By Jane Winterbottom – International Banker
The returns that Blackstone has earned since its establishment just over three decades ago are impressive by any standards. Its private-equity funds have made an average annual return of 19 percent; its real estate funds have realised 20 percent; while its credit funds have registered 14 percent. It started operations in 1985 with a balance-sheet size of $400,000. Assets under management have grown rapidly and currently stand at $361 billion.
What are the factors that have contributed to making co-founder and CEO Stephen Schwarzman’s Blackstone Group one of the largest and most successful private-equity firms in the world? Schwarzman says that his investment philosophy hinges on his personal belief that it is wrong to lose money in a deal. While that may sound simplistic, Blackstone’s timing and its execution abilities have given it a great advantage.

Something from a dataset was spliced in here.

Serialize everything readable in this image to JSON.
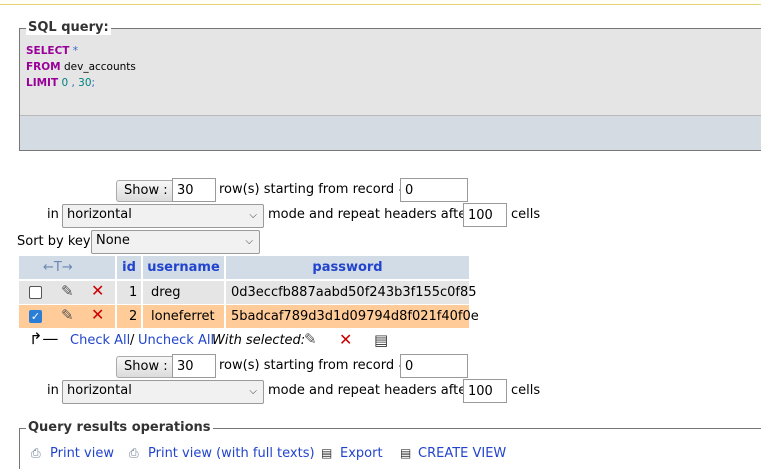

Blackstone’s real estate business. The initial fundraising exercise undertaken by the company in 1987 raised $635 million. It was completed just before the stock market plunged in October 1987. The savings and loan (S&L) crisis was picking up momentum at that time. Inflation was climbing, and so were interest rates, but the rate of interest that S&Ls could pay was set by the federal government. Consequently, there was a massive outflow of funds from S&Ls, leading to a large number of them failing.
The thrift industry in Texas was hit the hardest. An illustration of the extent of the problem is provided by the decision of the Federal Savings and Loan Insurance Corporation to burn some under-construction condos financed by a recently defunct Texas S&L instead of trying to sell them. At that time, the government-owned Resolution Trust Corporation began selling billions of dollars of assets. Blackstone was flush with cash and bought a large number of buildings in Arkansas and Texas at rock-bottom prices, establishing its real estate business that now has 117,000 multifamily units and144 million square feet of office space globally, among its other assets.
Purchase of General Electric’s commercial real estate portfolio. More recently, Blackstone bought properties valued at $14 billion from GE Capital in a transaction reported to have been done at the book value of the assets “with a built-in mechanism to mitigate Blackstone’s risk” for purchasing the properties after conducting only a brief due diligence. The deal included 24 million square feet of office space in the US and 18 million square feet of commercial properties and shopping malls in Europe.
A report in Forbes states that GE selected Blackstone because it was the only company with the bandwidth to handle a transaction that involved commercial mortgages across six countries. A hundred Blackstone employees completed the complex due-diligence process in just four weeks. Crucially, Blackstone also had the resources to finance the acquisition quickly.
Raising permanent capital. Once again, Stephen Schwarzman got his timing just right when he made his initial public offering (IPO) in June 2007. A sum of $4.1 billion was raised at an IPO price of $31, valuing the company at $33.6 billion. But just two years later, the price of Blackstone’s partnership units, the formal name for its shares, fell to $3.87. Referring to the precipitous fall in the value of the company’s shares, Schwarzman said, “It was a deluge which didn’t have anything to do with us”. Currently, the shares trade in the $25 range.
Blackstone could have been much bigger. According to a story in The Wall Street Journal, BlackRock, an investment-management company, started off as a venture promoted by Schwarzman back in 1988. But Laurence Fink, the person heading BlackRock, and Schwarzman decided to part ways 10 years later. BlackRock currently has $5.1 trillion in assets under management, and Schwarzman says that one of his greatest regrets is that BlackRock is not a part of Blackstone.
Blackstone’s deal-approval process. The firm’s ability to eliminate emotions when deciding upon a proposal is one of its greatest strengths. Each proposal has to meet a rigid set of rules before it is considered. A crucial part of the process is to identify how the idea could lose money. The analysis has to then demonstrate that it is highly unlikely that such an eventuality would arise.
Schwarzman insists that everyone at the table speak and provide an objective view of the weaknesses inherent in a proposal. The purpose of this exercise is to “depersonalise” the proposal and make every participant responsible for the decision and not just the team that is putting it up. This system has worked very well for the firm over the years and is at the core of its success.